Of course, the day after I write about feeling better, my mind expediently does away with that little issue. Who needs to be happy and functional when there are so many things to torture yourself about?
I feel like there could be a Fifty Shades of Grey joke in there somewhere.
Stress at work triggered a lackluster conversation with my lost friend, which triggered some of the bad thoughts to return. Sleep has been my only respite today, having good dreams in spite of the soul-numbing guilt I’ll be subject to for the next 7 days.
I haven’t slept well in a week–only a few hours a day. The inability to fall asleep is heartily assisted by the inability to stay asleep. Neither issue plagued me today, until my mom knocked on the door to see if I was home. I haven’t been able to get back to sleep, so now I’m listening to my thoughts again. They’re driving me crazy.
Shortly, I’ll go find my purse and retrieve the leather-bound journal I’ve been carrying. It’s the same journal I normally keep under my pillow, filled with all of the unhappy thoughts. I might follow journaling with sleep medication, or maybe precede the journaling with the medication, so that by the time my thoughts are fully expelled onto paper, I can drift away from them.
The frustration of circling back to these same goddamn self-pitying thoughts is wearing me out. Half of me wishes I was in Denver for the next two days with my lost friend, making vows and filing our marriage certificate as we’d originally planned. The other half of me is sick of thinking about it, sick of whining about it, sick of grieving, sick of pulling away from the friends and loved ones I can still be with.
It’s a toss up each morning which half is stronger; another toss up as to whether my mood will shift in the other half’s favor.
I’m additionally torn in how to handle the current winner. There’s blogging and journaling and sleeping pills, sure; or I could abandon those for asking a friend to coffee, or grabbing a beer, or taking a long drive north, or working, or reading, or hopping a flight to anywhere but here or Denver, or sitting catatonic in my bed for the next three days and letting the thoughts burrow me into deeper depression.
Something has to give. Something has to shift. I can’t keep letting myself fall into this Hell, while the people I love stand by, unsure how to help or what to say, sometimes afraid that their own griefs or joys will push me farther away.
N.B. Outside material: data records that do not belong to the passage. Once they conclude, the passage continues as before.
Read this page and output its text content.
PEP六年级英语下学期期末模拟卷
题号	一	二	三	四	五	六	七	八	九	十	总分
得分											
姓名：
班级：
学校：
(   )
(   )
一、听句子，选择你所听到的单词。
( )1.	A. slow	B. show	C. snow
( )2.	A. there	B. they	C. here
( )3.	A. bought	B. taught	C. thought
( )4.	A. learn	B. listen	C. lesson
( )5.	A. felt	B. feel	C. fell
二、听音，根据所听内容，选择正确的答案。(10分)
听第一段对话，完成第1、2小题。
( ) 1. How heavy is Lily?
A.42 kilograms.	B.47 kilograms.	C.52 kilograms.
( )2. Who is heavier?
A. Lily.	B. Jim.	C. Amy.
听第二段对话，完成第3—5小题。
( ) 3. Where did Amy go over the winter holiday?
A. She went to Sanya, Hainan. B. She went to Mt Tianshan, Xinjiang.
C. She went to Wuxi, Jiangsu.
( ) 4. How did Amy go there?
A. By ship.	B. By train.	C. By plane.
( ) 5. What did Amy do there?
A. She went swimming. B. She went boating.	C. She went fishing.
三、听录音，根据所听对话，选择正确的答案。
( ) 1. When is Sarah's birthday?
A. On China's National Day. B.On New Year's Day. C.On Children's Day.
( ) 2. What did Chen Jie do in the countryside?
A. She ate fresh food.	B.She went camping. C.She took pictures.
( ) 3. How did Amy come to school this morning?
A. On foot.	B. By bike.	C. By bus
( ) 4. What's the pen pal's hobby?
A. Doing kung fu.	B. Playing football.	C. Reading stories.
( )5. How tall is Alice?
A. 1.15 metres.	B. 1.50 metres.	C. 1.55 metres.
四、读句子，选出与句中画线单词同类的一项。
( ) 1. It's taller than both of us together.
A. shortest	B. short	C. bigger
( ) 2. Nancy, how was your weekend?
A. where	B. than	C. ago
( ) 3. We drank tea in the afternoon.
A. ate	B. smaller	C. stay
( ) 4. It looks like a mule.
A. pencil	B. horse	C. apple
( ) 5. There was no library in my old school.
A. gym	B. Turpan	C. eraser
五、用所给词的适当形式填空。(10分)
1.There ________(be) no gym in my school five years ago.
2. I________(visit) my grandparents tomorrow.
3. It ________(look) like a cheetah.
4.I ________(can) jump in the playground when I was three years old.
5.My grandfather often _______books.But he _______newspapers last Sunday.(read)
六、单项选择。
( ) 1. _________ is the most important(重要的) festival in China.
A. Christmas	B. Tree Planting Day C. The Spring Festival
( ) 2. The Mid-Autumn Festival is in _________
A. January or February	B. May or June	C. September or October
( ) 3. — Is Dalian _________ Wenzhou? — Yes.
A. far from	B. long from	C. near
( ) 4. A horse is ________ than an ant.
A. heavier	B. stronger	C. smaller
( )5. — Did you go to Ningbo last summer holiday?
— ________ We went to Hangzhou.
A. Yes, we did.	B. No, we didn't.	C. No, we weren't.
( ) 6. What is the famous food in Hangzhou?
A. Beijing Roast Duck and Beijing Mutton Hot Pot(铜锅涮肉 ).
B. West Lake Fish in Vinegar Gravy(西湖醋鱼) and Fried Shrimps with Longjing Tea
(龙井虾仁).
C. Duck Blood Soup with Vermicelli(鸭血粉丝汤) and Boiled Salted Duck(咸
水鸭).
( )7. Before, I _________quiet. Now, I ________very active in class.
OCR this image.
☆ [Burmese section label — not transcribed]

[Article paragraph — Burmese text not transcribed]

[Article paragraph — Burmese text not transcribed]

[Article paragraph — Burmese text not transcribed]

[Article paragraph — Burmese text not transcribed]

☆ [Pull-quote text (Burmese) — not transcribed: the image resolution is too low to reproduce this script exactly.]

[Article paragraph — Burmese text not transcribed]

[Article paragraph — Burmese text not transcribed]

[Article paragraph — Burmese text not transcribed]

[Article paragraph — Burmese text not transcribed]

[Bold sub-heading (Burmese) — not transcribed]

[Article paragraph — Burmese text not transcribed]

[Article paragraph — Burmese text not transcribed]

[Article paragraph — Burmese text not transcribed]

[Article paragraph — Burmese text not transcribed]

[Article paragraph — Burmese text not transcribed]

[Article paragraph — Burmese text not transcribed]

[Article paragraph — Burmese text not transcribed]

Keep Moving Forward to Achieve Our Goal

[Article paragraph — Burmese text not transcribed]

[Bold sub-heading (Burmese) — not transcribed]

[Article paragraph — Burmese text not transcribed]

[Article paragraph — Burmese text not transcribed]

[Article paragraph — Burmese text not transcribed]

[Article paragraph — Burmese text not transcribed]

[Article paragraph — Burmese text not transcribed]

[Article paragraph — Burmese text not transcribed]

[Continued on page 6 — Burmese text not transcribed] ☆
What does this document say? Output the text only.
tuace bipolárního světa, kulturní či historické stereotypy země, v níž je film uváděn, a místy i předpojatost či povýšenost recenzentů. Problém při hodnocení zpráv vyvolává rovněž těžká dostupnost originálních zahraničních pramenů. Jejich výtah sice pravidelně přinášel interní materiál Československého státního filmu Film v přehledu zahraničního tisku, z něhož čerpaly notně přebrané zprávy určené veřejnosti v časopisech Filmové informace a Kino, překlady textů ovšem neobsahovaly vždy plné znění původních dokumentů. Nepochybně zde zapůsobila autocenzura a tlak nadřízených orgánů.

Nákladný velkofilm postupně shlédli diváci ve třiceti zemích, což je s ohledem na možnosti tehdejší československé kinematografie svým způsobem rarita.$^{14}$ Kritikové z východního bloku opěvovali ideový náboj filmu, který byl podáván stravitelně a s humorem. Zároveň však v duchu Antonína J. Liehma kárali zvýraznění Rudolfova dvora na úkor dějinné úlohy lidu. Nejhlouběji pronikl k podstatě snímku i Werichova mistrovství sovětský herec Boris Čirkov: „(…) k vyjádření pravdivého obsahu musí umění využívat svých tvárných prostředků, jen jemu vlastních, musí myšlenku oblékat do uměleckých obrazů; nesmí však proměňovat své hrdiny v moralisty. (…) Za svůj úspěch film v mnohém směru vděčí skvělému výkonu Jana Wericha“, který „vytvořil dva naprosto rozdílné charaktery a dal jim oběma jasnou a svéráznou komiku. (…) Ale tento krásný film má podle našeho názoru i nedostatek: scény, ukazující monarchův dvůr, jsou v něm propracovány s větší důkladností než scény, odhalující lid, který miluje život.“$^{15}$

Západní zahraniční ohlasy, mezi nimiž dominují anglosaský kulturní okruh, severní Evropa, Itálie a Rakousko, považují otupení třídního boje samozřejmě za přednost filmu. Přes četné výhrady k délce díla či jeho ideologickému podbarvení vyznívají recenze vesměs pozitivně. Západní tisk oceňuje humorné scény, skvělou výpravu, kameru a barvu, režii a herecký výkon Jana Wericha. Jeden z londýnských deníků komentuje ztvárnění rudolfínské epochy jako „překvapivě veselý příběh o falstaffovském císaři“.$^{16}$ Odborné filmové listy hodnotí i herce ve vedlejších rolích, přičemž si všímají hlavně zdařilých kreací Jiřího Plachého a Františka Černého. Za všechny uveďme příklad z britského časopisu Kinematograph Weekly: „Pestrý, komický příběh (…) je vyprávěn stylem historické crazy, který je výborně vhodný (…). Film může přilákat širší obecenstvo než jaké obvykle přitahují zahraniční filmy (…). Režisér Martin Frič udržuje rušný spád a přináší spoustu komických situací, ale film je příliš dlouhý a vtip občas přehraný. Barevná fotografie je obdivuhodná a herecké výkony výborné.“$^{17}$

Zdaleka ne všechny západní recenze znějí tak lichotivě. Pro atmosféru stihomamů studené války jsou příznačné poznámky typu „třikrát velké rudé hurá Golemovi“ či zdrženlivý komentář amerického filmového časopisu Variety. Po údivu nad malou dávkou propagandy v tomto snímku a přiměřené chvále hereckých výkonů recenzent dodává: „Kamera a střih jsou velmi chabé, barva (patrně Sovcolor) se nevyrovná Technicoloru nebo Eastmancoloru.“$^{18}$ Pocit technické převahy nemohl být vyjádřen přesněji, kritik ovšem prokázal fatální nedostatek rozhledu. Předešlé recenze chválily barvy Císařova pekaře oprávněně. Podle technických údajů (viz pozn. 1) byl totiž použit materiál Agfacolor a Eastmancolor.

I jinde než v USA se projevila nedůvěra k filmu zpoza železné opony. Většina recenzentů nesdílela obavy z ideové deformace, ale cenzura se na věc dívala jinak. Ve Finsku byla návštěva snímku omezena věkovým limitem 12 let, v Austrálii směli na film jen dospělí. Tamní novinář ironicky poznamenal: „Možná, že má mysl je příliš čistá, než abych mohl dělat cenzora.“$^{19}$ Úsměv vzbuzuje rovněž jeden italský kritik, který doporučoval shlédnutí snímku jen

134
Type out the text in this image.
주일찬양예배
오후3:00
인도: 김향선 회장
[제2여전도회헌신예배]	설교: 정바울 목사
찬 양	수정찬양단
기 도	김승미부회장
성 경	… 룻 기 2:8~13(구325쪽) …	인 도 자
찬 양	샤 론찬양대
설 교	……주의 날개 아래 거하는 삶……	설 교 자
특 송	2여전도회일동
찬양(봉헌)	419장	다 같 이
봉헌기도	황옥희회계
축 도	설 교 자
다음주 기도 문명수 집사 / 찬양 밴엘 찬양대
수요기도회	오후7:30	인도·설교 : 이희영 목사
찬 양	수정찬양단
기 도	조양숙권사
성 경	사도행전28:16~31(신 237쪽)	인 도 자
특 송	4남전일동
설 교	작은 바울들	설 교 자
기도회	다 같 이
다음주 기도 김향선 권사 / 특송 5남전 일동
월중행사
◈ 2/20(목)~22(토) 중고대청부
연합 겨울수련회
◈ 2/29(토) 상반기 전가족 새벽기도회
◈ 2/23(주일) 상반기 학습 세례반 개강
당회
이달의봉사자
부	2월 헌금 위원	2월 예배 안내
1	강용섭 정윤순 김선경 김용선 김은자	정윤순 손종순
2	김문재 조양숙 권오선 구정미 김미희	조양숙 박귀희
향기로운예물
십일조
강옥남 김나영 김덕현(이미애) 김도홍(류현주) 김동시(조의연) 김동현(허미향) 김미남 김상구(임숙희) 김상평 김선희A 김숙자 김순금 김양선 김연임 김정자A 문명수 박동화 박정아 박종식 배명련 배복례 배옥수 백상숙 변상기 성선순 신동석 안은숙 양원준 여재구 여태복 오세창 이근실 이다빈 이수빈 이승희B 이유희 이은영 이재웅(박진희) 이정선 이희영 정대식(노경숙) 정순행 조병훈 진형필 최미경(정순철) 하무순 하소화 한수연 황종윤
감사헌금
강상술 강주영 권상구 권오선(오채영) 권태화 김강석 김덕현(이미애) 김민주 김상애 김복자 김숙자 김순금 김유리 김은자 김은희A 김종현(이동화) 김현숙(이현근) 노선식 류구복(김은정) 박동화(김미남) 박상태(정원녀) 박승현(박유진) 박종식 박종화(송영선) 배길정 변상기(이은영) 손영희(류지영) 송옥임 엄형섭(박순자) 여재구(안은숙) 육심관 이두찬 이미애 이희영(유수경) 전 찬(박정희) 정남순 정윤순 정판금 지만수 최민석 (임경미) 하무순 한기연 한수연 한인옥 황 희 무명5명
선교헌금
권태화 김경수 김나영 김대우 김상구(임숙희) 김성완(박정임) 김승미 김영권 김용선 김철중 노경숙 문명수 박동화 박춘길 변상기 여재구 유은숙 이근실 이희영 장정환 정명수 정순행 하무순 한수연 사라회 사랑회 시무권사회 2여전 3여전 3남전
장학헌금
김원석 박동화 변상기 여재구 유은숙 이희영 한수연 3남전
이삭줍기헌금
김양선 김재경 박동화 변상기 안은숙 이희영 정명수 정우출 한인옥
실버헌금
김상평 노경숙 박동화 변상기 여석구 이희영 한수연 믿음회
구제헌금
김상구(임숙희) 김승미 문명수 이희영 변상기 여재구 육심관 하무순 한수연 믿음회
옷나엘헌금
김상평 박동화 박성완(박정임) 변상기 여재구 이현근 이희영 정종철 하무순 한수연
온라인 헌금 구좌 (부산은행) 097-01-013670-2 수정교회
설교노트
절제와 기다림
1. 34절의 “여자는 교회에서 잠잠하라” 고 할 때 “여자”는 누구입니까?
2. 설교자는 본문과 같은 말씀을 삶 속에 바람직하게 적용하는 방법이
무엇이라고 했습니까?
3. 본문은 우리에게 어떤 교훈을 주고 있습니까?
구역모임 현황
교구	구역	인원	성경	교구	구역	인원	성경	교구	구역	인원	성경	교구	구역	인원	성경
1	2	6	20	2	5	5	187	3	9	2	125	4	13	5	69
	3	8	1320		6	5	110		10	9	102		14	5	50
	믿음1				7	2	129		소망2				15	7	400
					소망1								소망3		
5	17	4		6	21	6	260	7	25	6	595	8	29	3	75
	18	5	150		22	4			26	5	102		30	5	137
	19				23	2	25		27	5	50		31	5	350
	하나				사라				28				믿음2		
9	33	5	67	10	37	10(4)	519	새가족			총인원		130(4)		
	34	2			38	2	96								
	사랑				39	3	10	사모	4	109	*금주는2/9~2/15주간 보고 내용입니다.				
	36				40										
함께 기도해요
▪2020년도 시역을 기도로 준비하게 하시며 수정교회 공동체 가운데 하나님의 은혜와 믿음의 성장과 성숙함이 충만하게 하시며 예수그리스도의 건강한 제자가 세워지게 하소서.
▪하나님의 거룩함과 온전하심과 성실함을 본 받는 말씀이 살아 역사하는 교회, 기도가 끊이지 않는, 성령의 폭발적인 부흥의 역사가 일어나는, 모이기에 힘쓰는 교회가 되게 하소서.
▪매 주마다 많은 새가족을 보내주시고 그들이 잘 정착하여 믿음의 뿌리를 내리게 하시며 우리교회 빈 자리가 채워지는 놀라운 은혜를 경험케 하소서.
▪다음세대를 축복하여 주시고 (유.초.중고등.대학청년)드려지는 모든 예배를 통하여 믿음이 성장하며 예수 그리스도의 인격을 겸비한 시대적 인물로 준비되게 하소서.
Yet, there’s a little voice of 21st-century reasoning trying to assure me that this backsliding is the work of chemicals and environmental triggers beyond my immediate control. My Church-bred sense of self-loathing disagrees, assuring me that I’m falling victim to vanity and selfishness, and I am, in fact, entirely to blame.
Moving forward, moving forward . . . how does one move forward when the road is a circle?
Perhaps it is simply a tightly-wound spiraling road, split right down the center. Half of the whorl winds through Mirkwood, while the other half travels through Lothlórien in determined, nauseating rotation. If my brain wouldn’t mind slowing down for awhile, I’d like to stay out of Mirkwood for a bit; the elves may not be entirely peaceable, but when demands are made upon my mind, the environment allows me the opportunity to succeed.
tl;dr The depression settled in again due to circumstances at work, followed by texting my lost friend, followed by being roused from the only restful sleep I’ve had in a week. This led to a Lord of the Rings metaphor of questionable sense.